IT HAS been a frantic couple of weeks covering Scotland’s cultural scene – as busy as any I can recall for news outwith the Edinburgh Festival.
There has been the green light for T in the Park’s relocation to a new site, the announcement of the contenders for the Turner Prize when it comes to Glasgow and the start of work on the restoration of St Peter’s Seminary at Kilmahew into a major new arts centre.
Then there was the Heritage Lottery Fund’s backing for the £66 million revamp of the Burrell Collection in Glasgow and the furore over the move to strip The Arches nightclub of its late licence.
In the midst of all this was a flurry of news from the capital, including a bewildering mix of announcements about this summer’s Fringe, the film festival’s teases ahead of its launch this week and two reports on the long-term future of Edinburgh’s festivals and the wider cultural infrastructure.
The clunkily-entitled studies – Thundering Hooves 2.0 and Desire Lines – set out some fairly ambitious targets for the next decade.
The first, a £50,000 consultants report following up previous research from nearly ten years ago, is largely concerned with big-ticket festivals and events, and what needs to be done to protect, nurture and develop them in the face of a predicted public spending “fiscal cliff”.
The second – essentially crowd-sourced – attempted to take a much wider view, looking at how to safeguard and strengthen the city’s year-round offering.
The overall message was clear. Edinburgh may proudly promote itself as a global culture capital and a world-leading festival city, but scratch the surface and it doesn’t take long to find concerns over future funding arrangements, ageing and outdated venue infrastructure, and disjointed marketing efforts.
On the face it, perhaps it would have made more sense to distil the findings together into one comprehensive report.
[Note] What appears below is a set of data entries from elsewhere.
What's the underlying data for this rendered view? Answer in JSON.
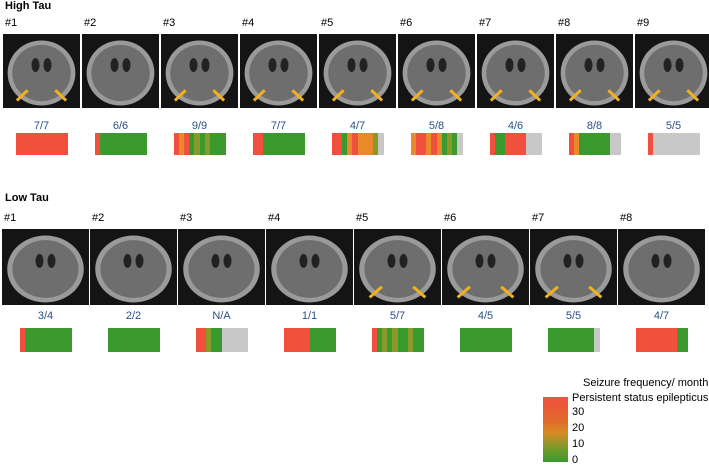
{
  "panels": [
    {
      "title": "High Tau",
      "items": [
        {
          "label": "#1",
          "ratio": "7/7",
          "arrows": true,
          "bar": [
            "#f2503f",
            "#f2503f",
            "#f2503f",
            "#f2503f",
            "#f2503f",
            "#f2503f",
            "#f2503f",
            "#f2503f",
            "#f2503f",
            "#f2503f"
          ]
        },
        {
          "label": "#2",
          "ratio": "6/6",
          "arrows": false,
          "bar": [
            "#f2503f",
            "#3a9a2e",
            "#3a9a2e",
            "#3a9a2e",
            "#3a9a2e",
            "#3a9a2e",
            "#3a9a2e",
            "#3a9a2e",
            "#3a9a2e",
            "#3a9a2e"
          ]
        },
        {
          "label": "#3",
          "ratio": "9/9",
          "arrows": true,
          "bar": [
            "#f2503f",
            "#e88a2a",
            "#f2503f",
            "#3a9a2e",
            "#8a9a2a",
            "#3a9a2e",
            "#8a9a2a",
            "#3a9a2e",
            "#3a9a2e",
            "#3a9a2e"
          ]
        },
        {
          "label": "#4",
          "ratio": "7/7",
          "arrows": true,
          "bar": [
            "#f2503f",
            "#f2503f",
            "#3a9a2e",
            "#3a9a2e",
            "#3a9a2e",
            "#3a9a2e",
            "#3a9a2e",
            "#3a9a2e",
            "#3a9a2e",
            "#3a9a2e"
          ]
        },
        {
          "label": "#5",
          "ratio": "4/7",
          "arrows": true,
          "bar": [
            "#f2503f",
            "#f2503f",
            "#3a9a2e",
            "#e88a2a",
            "#f2503f",
            "#e88a2a",
            "#e88a2a",
            "#e88a2a",
            "#8a9a2a",
            "#c8c8c8"
          ]
        },
        {
          "label": "#6",
          "ratio": "5/8",
          "arrows": true,
          "bar": [
            "#e88a2a",
            "#f2503f",
            "#f2503f",
            "#e88a2a",
            "#f2503f",
            "#e88a2a",
            "#3a9a2e",
            "#8a9a2a",
            "#3a9a2e",
            "#c8c8c8"
          ]
        },
        {
          "label": "#7",
          "ratio": "4/6",
          "arrows": true,
          "bar": [
            "#f2503f",
            "#3a9a2e",
            "#3a9a2e",
            "#f2503f",
            "#f2503f",
            "#f2503f",
            "#f2503f",
            "#c8c8c8",
            "#c8c8c8",
            "#c8c8c8"
          ]
        },
        {
          "label": "#8",
          "ratio": "8/8",
          "arrows": true,
          "bar": [
            "#f2503f",
            "#e88a2a",
            "#3a9a2e",
            "#3a9a2e",
            "#3a9a2e",
            "#3a9a2e",
            "#3a9a2e",
            "#3a9a2e",
            "#c8c8c8",
            "#c8c8c8"
          ]
        },
        {
          "label": "#9",
          "ratio": "5/5",
          "arrows": true,
          "bar": [
            "#f2503f",
            "#c8c8c8",
            "#c8c8c8",
            "#c8c8c8",
            "#c8c8c8",
            "#c8c8c8",
            "#c8c8c8",
            "#c8c8c8",
            "#c8c8c8",
            "#c8c8c8"
          ]
        }
      ]
    },
    {
      "title": "Low Tau",
      "items": [
        {
          "label": "#1",
          "ratio": "3/4",
          "arrows": false,
          "bar": [
            "#f2503f",
            "#3a9a2e",
            "#3a9a2e",
            "#3a9a2e",
            "#3a9a2e",
            "#3a9a2e",
            "#3a9a2e",
            "#3a9a2e",
            "#3a9a2e",
            "#3a9a2e"
          ]
        },
        {
          "label": "#2",
          "ratio": "2/2",
          "arrows": false,
          "bar": [
            "#3a9a2e",
            "#3a9a2e",
            "#3a9a2e",
            "#3a9a2e",
            "#3a9a2e",
            "#3a9a2e",
            "#3a9a2e",
            "#3a9a2e",
            "#3a9a2e",
            "#3a9a2e"
          ]
        },
        {
          "label": "#3",
          "ratio": "N/A",
          "arrows": false,
          "bar": [
            "#f2503f",
            "#f2503f",
            "#8a9a2a",
            "#3a9a2e",
            "#3a9a2e",
            "#c8c8c8",
            "#c8c8c8",
            "#c8c8c8",
            "#c8c8c8",
            "#c8c8c8"
          ]
        },
        {
          "label": "#4",
          "ratio": "1/1",
          "arrows": false,
          "bar": [
            "#f2503f",
            "#f2503f",
            "#f2503f",
            "#f2503f",
            "#f2503f",
            "#3a9a2e",
            "#3a9a2e",
            "#3a9a2e",
            "#3a9a2e",
            "#3a9a2e"
          ]
        },
        {
          "label": "#5",
          "ratio": "5/7",
          "arrows": true,
          "bar": [
            "#f2503f",
            "#3a9a2e",
            "#8a9a2a",
            "#3a9a2e",
            "#8a9a2a",
            "#3a9a2e",
            "#3a9a2e",
            "#8a9a2a",
            "#3a9a2e",
            "#3a9a2e"
          ]
        },
        {
          "label": "#6",
          "ratio": "4/5",
          "arrows": true,
          "bar": [
            "#3a9a2e",
            "#3a9a2e",
            "#3a9a2e",
            "#3a9a2e",
            "#3a9a2e",
            "#3a9a2e",
            "#3a9a2e",
            "#3a9a2e",
            "#3a9a2e",
            "#3a9a2e"
          ]
        },
        {
          "label": "#7",
          "ratio": "5/5",
          "arrows": true,
          "bar": [
            "#3a9a2e",
            "#3a9a2e",
            "#3a9a2e",
            "#3a9a2e",
            "#3a9a2e",
            "#3a9a2e",
            "#3a9a2e",
            "#3a9a2e",
            "#3a9a2e",
            "#c8c8c8"
          ]
        },
        {
          "label": "#8",
          "ratio": "4/7",
          "arrows": false,
          "bar": [
            "#f2503f",
            "#f2503f",
            "#f2503f",
            "#f2503f",
            "#f2503f",
            "#f2503f",
            "#f2503f",
            "#f2503f",
            "#3a9a2e",
            "#3a9a2e"
          ]
        }
      ]
    }
  ],
  "legend": {
    "title": "Seizure frequency/ month",
    "top_label": "Persistent status epilepticus",
    "ticks": [
      30,
      20,
      10,
      0
    ]
  }
}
But having been to all the Desire Lines events, it was clear there was a “them and us” feeling towards the festivals from those immersed in the year-round cultural scene – even if this feeling is not quite reflected in the final report. There is plenty of food for all involved in these reports to chew over – from the new director of the Edinburgh International Festival director, Fergus Linehan, to those dedicated event organisers who somehow get by at present on just a few thousand pounds of public funding.
But for real action to follow, it may come down to the man at the heart of another recent announcement, Andrew Kerr, who takes over as chief executive of the city council in the autumn.